OK, lets look at the challenges first.

IMeterFactory and NSubstitute

NSustitute gave me some issues mocking the IMeterFactory. The factory method to create the metric kept failing, so I couldn't mock it, I needed a way to instantiate a proper IMeterFactory.

Problem Code:

 var _meter = meterFactory.Create(MetricName, VersionNumber);

Solution: We needed to instantiate a IMeterFactory as part of the service collection of the test, pretty simple (once you know).
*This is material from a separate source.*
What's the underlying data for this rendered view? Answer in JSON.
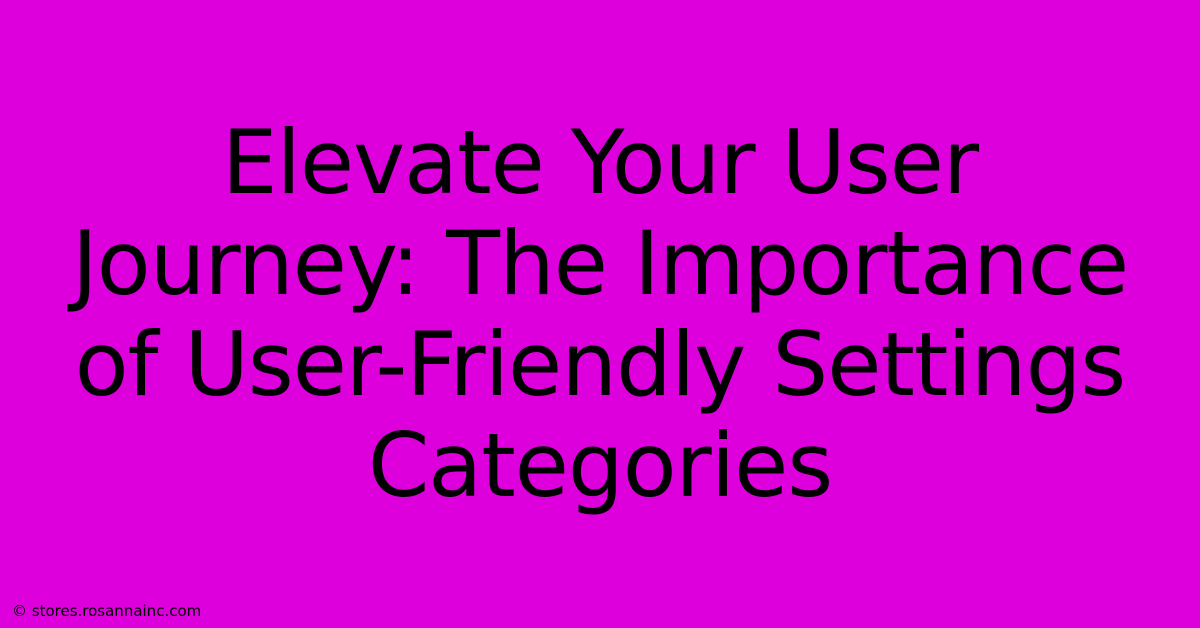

public class MyMetricTests
{
  private readonly IServiceProvider _serviceProvider;

   public MyMetricTests()
   {
       var services = new ServiceCollection();
       services.AddMetrics();
       services.AddSingleton<MyMetrics>();
       _serviceProvider = services.BuildServiceProvider();
   }
}

That helped me solve the first problem with the tests... here is the Arrange and Act part of the test if you want to follow allong.

[Fact]
   public void AddChatMessage_Should_IncrementChatCounter()
   {
       // Arrange
       var factory = _serviceProvider.GetRequiredService<IMeterFactory>();
       var _sut = _serviceProvider.GetRequiredService<MyMetric>();

       var collector = new MetricCollector<int>(
           factory,
           MyMetric.MetricName,
           "mymetric.messages.sent"
       );

       var tags = new KeyValuePair<string, object?>[]
       {
           new KeyValuePair<string, object?>("Personality", "Test")
       };

       // Act
       _sut.AddChatMessage(tags);
  
   }

Now, on to the second problem

Verifying Metrics

This is a unit test, so, we don't want infrastructure - how do we actually collect the metric as the metrics are private members of the class? Enter MetricCollector. I have added the full test to help with context.

    [Fact]
    public void AddChatMessage_Should_IncrementChatCounter()
    {
        // Arrange
        var factory = _serviceProvider.GetRequiredService<IMeterFactory>();
        var _sut = _serviceProvider.GetRequiredService<MyMetric>();

        var collector = new MetricCollector<int>(
            factory,
            MyMetric.MetricName,
            "MyMetric.messages.sent"
        );

        var tags = new KeyValuePair<string, object?>[]
        {
            new KeyValuePair<string, object?>("Personality", "Test")
        };

        // Act
        _sut.AddChatMessage(tags);

        // Assert
        var measurements = collector.GetMeasurementSnapshot();
        measurements.Should().HaveCount(1);
        measurements[0].Value.Should().Be(1);
    }

Summary

To test metrics, you need to instantiate a service collection for your tests and you need to use MeterCollector to collect the metrics. Its actually quite simple - but it always is once you have the solution.